Crystal's chuckle was distorted even more by the water. "Portals aren't always this nice. Lucky you, Fish."
"I will drink. This entire oasis." It was the only word that came to mind for body-of-water. Fish kicked off from the ground, swimming a few strokes experimentally. His efforts were a little clumsy, but respectable enough. Crystal appeared to be heavy enough to simply walk along the bottom.
"Staying here then? I won't make you go. This might be a good place." It was tempting for perhaps half a second.

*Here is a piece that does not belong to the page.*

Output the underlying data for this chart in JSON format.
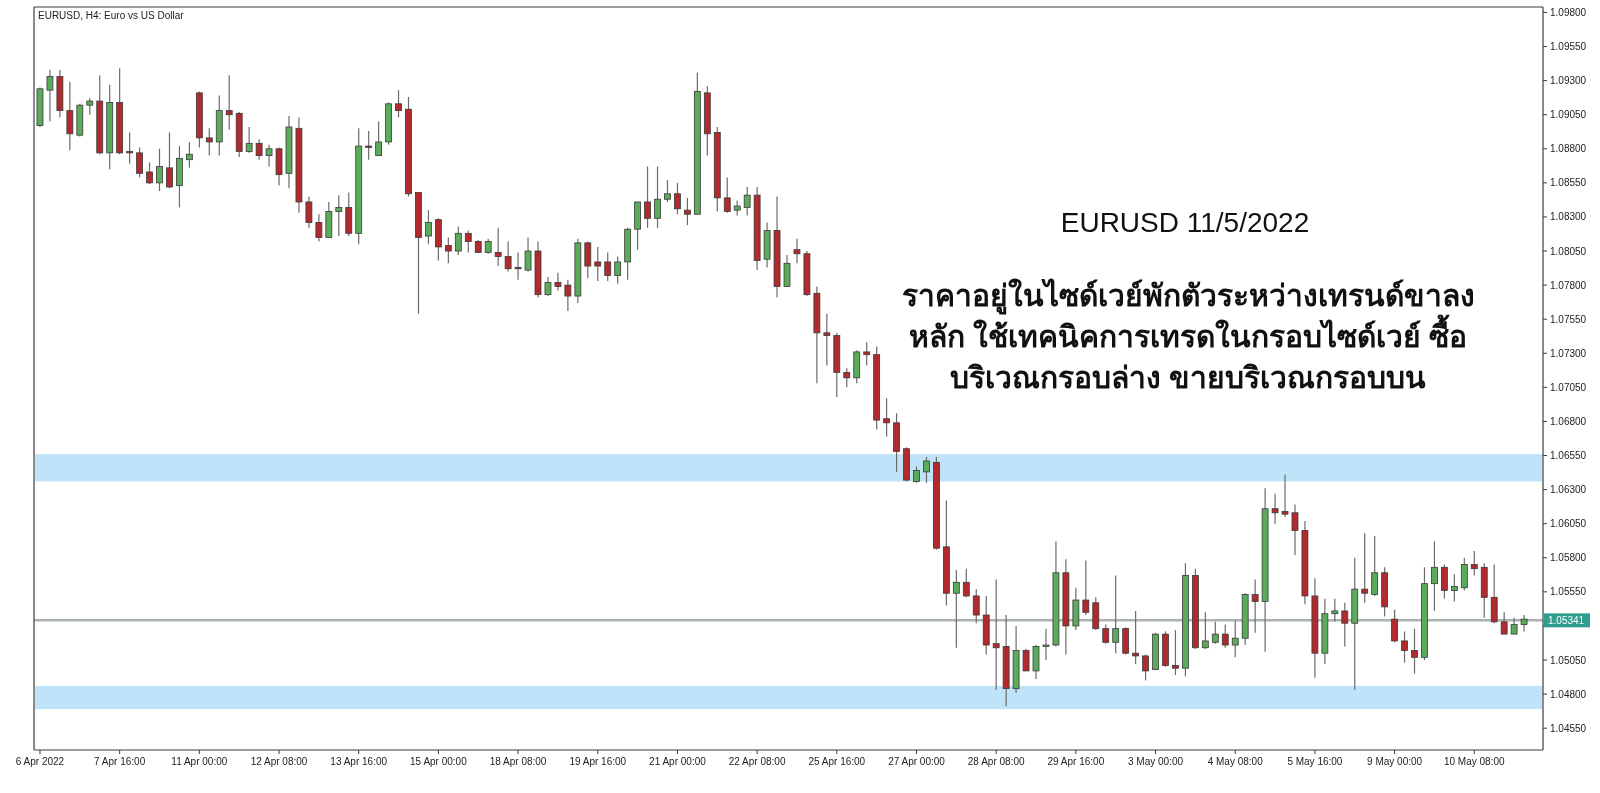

Other fish - animal fish, not humanoid mutants - were already gathering. The bony, visible ribcages and sharp teeth weren't especially encouraging. A few tenacious scraps of water plants were clinging to the rocky bottom, achingly brilliant rippling green strands, but even as he watched, a few of the starvation-skinny fish got into a fight over the few stringy mouthfuls, snapping and ramming at each other viciously. If this was the state of the local wildlife, he'd just as soon keep moving.
"Was a nice thought." Guns and water didn't mix; he pulled out the only thing he carried that might be effective: a screwdriver, but one large and hefty enough to do some damage. Crystal flexed her fists and shifted into a fighting stance as the school of hungry fish closed in.